Franziskus unterstützt Zusammenarbeit von Linkspolitikern Argentiniens

Alberto Fernández ist Top-Präsidentschaftskandidat in Argentinien für die kommenden Wahlen am 27. Oktober 2019.

Das Treffen zwischen dem argentinischen Politiker und ehemaligem Chef des Ministerkabinetts unter Néstor Kirchner und Papst Franziskus stellte einen Schlüsselmoment in der Formierung der peronistischen Opposition dar und könnte ihre »Rückkehr zur Macht« bedeuten, wie Benedict Mander in der Financial Timesschreibt.

Franziskus ermutigte Alberto Fernández sich mit Cristina Ferández de Kirchner zu versöhnen, bis 2015 Präsidentin und bis 2017 Abgeordnete im argentinischen Nationalkongress.
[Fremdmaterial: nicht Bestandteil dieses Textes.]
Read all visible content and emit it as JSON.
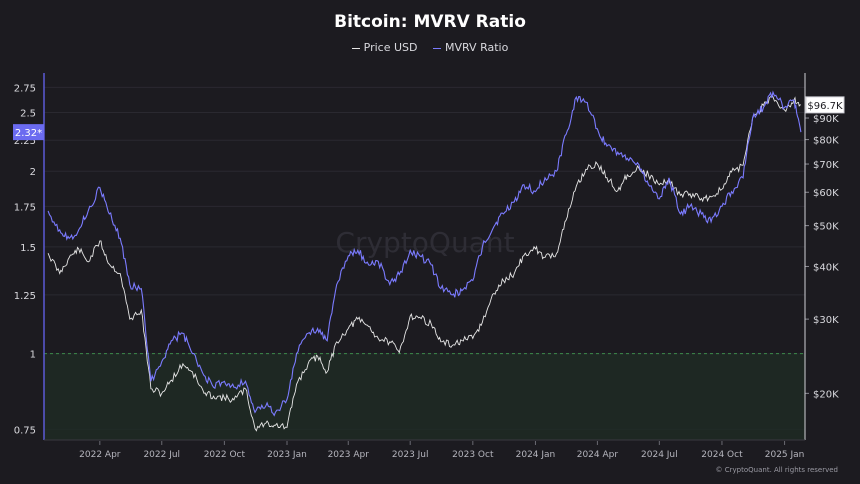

Cristina Fernández de Kirchner ist bestätigte Kandidatin für die Vizepräsidentschaft neben Herrn Fernández.

Bei den Wahlen am 11. August dieses Jahres gewannen die linke Oppositionsliste von Alberto Fernández und Cristina Fernández de Kirchner 48% gegenüber 32% der Liste von Präsident Macri.

»Macri folgte auf Cristina Fernández Ende 2015 mit dem Versprechen, die Wirtschaft anzukurbeln und Argentinien in die internationalen Märkte zurückzubringen. Nach einer Währungskrise im Jahr 2018 war er jedoch gezwungen, eine beispiellose Rettungsaktion des IWF in Höhe von 56 Milliarden US-Dollar zu beantragen und die Leitzinsen um mehr als 70% zu erhöhen. Obwohl die Wirtschaft zu Beginn dieses Jahres Anzeichen einer langsamen Erholung von der Rezession zeigte, konnte dies die Wähler nicht davon überzeugen, Macri am Sonntag zu unterstützen,« erklärte René Fuchslocher in einemInterview mit der Freien Welt, zum Hintergrund des Linksrucks im Land.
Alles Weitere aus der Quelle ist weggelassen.